Candida albicans is pathogenic yeast that is commonly found in the human body; while it does not usually cause disease, it can lead to life-threatening illness in vulnerable individuals such as ICU, post-surgery and cancer patients. C. albicans is known to evade immune responses by changing form to break out of macrophages. A live-cell imaging assay developed by researchers at Monash University has revealed new information about the pathways involved in the immune escape of C. albicans.
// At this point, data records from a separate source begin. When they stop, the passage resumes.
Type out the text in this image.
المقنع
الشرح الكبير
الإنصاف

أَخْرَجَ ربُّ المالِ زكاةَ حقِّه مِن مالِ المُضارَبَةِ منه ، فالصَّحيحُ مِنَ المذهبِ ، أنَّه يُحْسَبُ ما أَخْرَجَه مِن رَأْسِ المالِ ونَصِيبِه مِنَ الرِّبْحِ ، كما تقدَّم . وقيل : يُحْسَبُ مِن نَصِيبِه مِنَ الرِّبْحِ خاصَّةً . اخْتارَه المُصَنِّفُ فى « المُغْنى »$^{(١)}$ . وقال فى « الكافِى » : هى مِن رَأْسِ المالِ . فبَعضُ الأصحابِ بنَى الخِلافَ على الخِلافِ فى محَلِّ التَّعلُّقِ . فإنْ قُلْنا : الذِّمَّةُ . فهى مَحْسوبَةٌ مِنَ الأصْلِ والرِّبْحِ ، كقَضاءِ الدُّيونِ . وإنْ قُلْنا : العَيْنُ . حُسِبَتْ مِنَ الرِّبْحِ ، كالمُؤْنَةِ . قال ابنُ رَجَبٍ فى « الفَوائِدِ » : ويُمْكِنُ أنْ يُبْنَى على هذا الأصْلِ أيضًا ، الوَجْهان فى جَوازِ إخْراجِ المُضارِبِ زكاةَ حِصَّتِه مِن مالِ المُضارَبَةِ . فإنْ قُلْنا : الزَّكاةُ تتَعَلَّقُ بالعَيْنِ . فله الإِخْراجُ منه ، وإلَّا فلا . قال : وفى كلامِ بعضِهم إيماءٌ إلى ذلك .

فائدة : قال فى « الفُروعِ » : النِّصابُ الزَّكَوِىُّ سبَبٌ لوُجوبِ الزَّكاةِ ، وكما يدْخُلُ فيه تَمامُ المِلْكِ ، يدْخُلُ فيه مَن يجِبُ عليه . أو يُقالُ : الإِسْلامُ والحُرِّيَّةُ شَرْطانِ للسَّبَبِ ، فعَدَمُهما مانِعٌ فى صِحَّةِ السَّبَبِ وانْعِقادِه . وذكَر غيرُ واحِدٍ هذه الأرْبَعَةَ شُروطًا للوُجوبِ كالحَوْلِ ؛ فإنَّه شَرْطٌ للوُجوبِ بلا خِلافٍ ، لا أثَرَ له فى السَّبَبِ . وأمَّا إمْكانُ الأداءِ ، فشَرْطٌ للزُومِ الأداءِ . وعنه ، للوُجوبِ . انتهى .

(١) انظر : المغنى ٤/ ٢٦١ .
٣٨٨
C. albicans transforms from a yeast to a hyphal form to escape from macrophages. The imaging assay is capable of dynamically quantifying both escaped hyphae and permeabilized macrophage membranes in parallel, at high temporal resolution, the authors wrote. The researchers utilized bone marrow-derived macrophages and a C. albicans strain expressing dTomato for the study. Two membrane-impermeable dyes – the fungal cell walls stain calcofluor white (CFW) and the DNA stain DRAQ7 – allowed the team to distinguish between phagocytosed (dTomato+ and CFW-) and escaped (dTomato+ and CFW+) fungal cells, as well as quantify permeabilized macrophages through staining of nuclei with DRAQ7.

The team demonstrated the key role of the toxin candidalysin in hyphal escape, as macrophages infected with a C. albicans strain lacking the candidalysin-encoding gene ECE1 showed lower numbers of escaped hyphae and permeabilized macrophage membranes. The researchers also showed how the pathogen engages the cell death pathway Gasdermin D-mediated pyroptosis to escape, as macrophages lacking the Gasdermin D protein showed lower rates of hyphal escape. Additionally, the study revealed that the formation of macrophage extracellular traps (METs) may provide another escape route for C. albicans, through a cell death pathway known as ETosis, as MET-like structures were associated with escaped hyphae in 87% of cases observed throughout the experiments. This study was published in Cell Reports.

According to corresponding author Ana Traven, targeting C. albicans as it is escaping “presents a promising therapeutic avenue, preventing both the spread of the infection and having the potential to dampen inflammation.”

The newly-developed live-cell imaging platform provides the opportunity to better understand this escape process and determine best strategies for targeting one of the several escape mechanisms revealed.